CDC — Interview Cheatsheet#


The trigger in your head#

Two systems need to stay in sync with your DB?  →  CDC
"publish to Kafka after a DB write"?            →  Outbox Pattern
Interviewer asks "what if the Kafka publish fails"?  →  Outbox Pattern

The three moments to mention CDC#

1. Search index sync#

"You have Postgres as your primary DB and Elasticsearch for search. How do you keep them in sync?"

Wrong answer: write to both on every update — dual write problem.

Right answer:

"I'd use CDC. Debezium reads the Postgres WAL and streams every change to a Kafka topic. An Elasticsearch consumer subscribes to that topic and updates the index. The app only writes to Postgres — Elasticsearch catches up asynchronously."


2. Cache invalidation#

"Data changes in the DB. How does Redis know to invalidate?"

Wrong answer: app deletes the Redis key after every DB write — dual write, can fail silently.

Right answer:

"CDC detects the change in the WAL, publishes to Kafka, and a cache invalidation consumer deletes or refreshes the Redis key. Decoupled and guaranteed."
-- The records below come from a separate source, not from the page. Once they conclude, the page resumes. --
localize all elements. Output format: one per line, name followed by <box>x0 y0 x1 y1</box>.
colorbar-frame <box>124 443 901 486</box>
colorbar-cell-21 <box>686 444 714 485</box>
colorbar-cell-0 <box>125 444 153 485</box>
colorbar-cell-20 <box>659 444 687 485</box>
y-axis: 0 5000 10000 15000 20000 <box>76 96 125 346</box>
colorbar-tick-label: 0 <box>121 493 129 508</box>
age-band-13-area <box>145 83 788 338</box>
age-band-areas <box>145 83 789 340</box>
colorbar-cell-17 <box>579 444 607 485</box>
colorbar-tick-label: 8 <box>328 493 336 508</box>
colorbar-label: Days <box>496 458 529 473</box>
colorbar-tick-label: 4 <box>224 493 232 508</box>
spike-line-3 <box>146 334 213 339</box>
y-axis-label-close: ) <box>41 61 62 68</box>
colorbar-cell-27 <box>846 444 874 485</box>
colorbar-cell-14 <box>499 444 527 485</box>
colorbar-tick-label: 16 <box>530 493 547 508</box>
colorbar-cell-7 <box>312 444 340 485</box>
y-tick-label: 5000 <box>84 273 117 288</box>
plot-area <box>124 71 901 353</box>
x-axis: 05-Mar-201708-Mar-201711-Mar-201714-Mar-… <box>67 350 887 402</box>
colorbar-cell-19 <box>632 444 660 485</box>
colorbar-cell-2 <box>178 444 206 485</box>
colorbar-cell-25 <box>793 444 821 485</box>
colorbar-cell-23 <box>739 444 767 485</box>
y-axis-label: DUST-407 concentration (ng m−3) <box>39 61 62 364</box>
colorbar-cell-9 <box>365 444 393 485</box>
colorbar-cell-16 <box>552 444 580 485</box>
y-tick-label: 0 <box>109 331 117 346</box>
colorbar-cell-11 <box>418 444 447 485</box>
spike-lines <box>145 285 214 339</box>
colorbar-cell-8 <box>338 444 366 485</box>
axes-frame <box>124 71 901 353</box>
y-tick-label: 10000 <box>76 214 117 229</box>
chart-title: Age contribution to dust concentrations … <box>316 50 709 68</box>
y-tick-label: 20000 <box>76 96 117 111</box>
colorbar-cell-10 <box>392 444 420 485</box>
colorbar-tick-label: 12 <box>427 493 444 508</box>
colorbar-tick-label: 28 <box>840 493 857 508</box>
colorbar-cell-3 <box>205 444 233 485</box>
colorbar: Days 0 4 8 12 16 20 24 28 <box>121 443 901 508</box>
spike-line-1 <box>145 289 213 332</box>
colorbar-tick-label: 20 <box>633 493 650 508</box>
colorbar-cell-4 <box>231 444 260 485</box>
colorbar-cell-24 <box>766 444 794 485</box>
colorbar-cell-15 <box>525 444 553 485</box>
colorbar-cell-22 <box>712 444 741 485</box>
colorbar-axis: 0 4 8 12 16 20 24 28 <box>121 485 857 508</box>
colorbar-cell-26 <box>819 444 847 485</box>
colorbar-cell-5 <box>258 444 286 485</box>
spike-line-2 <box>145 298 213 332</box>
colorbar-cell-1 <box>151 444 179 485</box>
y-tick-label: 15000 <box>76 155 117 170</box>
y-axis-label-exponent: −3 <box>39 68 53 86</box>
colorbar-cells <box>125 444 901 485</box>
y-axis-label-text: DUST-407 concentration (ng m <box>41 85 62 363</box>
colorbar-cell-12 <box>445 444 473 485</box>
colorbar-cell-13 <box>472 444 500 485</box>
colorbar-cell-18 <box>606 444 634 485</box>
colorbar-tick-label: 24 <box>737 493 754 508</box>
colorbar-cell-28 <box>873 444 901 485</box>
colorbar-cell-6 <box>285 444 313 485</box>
3. Any time you say "and then we publish to Kafka"#

The moment those words leave your mouth, the interviewer will ask:

"What if the DB write succeeds but the Kafka publish fails?"

Right answer:

"I'd use the Outbox Pattern. Instead of publishing to Kafka directly, the app writes the event into an outbox table in the same DB transaction as the actual data. Either both are written or neither is — atomicity guaranteed. CDC picks up the outbox row and publishes to Kafka asynchronously. The app never touches two systems."


One-line definitions#

CDC (Change Data Capture)

A tool that reads a database's internal write-ahead log and streams every committed change as a structured event to downstream systems.

WAL (Write-Ahead Log)

The database's internal durability log. Written before and after every transaction. Already exists — CDC reads it as a side effect with near-zero overhead.

Outbox Pattern

Write the event to an outbox table in the same DB transaction as your data. CDC picks it up and publishes to Kafka. Solves dual write between DB and Kafka.

Dual Write

When application code writes the same data to two separate systems in sequence. Dangerous because if the second write fails, the systems are permanently out of sync with no way to detect it.


What CDC guarantees#

Property Detail
Ordered Changes streamed in commit order
Complete Every committed change is captured
Async Small delay (ms to seconds) between DB write and downstream update
No dual write App touches one system only

CDC gives eventual consistency — not immediate

Downstream systems (Elasticsearch, Redis, warehouse) will be briefly stale after a DB write. For search, cache, and analytics this is acceptable. For financial systems needing immediate consistency, CDC alone is not sufficient.


The tool to name#

Debezium — the standard CDC tool. Connects to Postgres/MySQL, reads WAL/binlog, publishes JSON events to Kafka. One line in an interview is enough: "I'd use Debezium for CDC."